低品質な作業では問題が解決せず、再依頼が必要になることがあります。一度で適切に解決できる清掃業者を選ぶことが重要です。たとえば、オゾン発生器に過剰に依存するだけの作業では、一時的に臭気が改善されたように見えても、根本的な汚染が除去されていないケースがあります。高度な技術を有する清掃業者は、物理的な汚染除去と化学的な除菌を適切に組み合わせるため、臭いの再発リスクを大幅に減らせます。

また、作業後に実施した内容を作業報告書として提供してくれる清掃業者は信頼性が高い傾向にあります。
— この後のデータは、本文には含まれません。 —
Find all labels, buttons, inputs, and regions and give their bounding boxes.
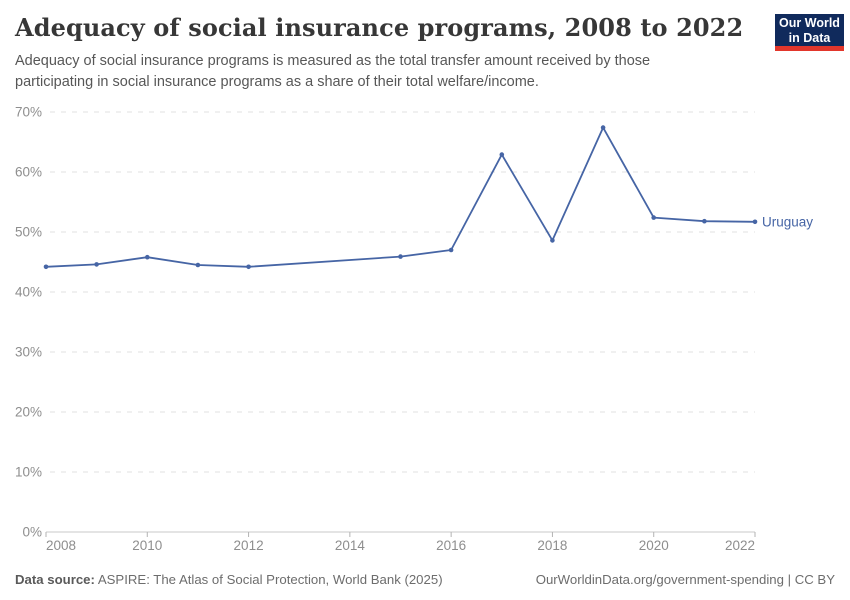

この報告書には、使用した薬剤や機材、作業範囲、作業前後の状況などが記載されていることが一般的です。

対応の透明性

作業内容や使用する薬剤、費用について、詳細に説明してくれる清掃業者を選ぶことが安心につながります。たとえば、見積もりの段階で、具体的な作業工程を丁寧に説明してくれる清掃業者は、依頼者が安心して任せられます。特に、「どの部分にどのような費用がかかるのか」を明確にし、追加料金が発生する場合の条件を事前に伝える清掃業者は信頼性が高いと言えます。
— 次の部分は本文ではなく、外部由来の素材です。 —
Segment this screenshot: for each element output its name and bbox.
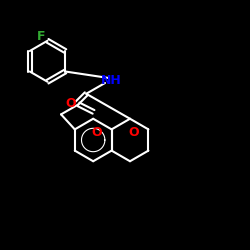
Text: O: O <box>66 97 76 110</box>
Text: F: F <box>37 30 46 44</box>
Text: NH: NH <box>101 74 121 87</box>
Text: O: O <box>128 126 139 140</box>
Text: O: O <box>91 126 102 140</box>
さらに、初回の問い合わせ時点での対応も重要です。不明点や不安を丁寧に解消してくれる清掃業者は、顧客との信頼関係を築く意識が高い証拠です。

盗難防止の徹底

特殊清掃では、貴重品や遺品の管理が求められる場面が多々あります。信頼できる清掃業者は、作業中に遺品や貴重品が紛失しないような対策を講じています。たとえば、作業エリアの明確な区分けや、作業前後での状況写真の記録、依頼者への逐一の報告などが挙げられます。これにより、依頼者が安心して作業を任せられる環境が整います。

認定資格や専門性の確認

清掃業者が感染管理や消臭技術に関する認定資格を持っているかどうかを確認することも、選択の重要なポイントです。資格を持つ清掃業者は、作業工程や使用する薬剤について最新の知識を備えており、安全かつ効果的な清掃を提供できます。

6. まとめと適切な対応の重要性

孤独死現場の清掃についてのまとめと適切な対応の重要性

孤独死現場の清掃は、ご遺族や関係者にとって感情的にも負担が大きいものです。しかし、適切な清掃を行うことで、現場の衛生状態を保つだけでなく、心の整理を進めるきっかけにもなります。専門業者への依頼を検討する際は、この記事のポイントを参考にしていただければ幸いです。適切な対応が、ご遺族にとって安心と新たな一歩を提供するものとなるでしょう。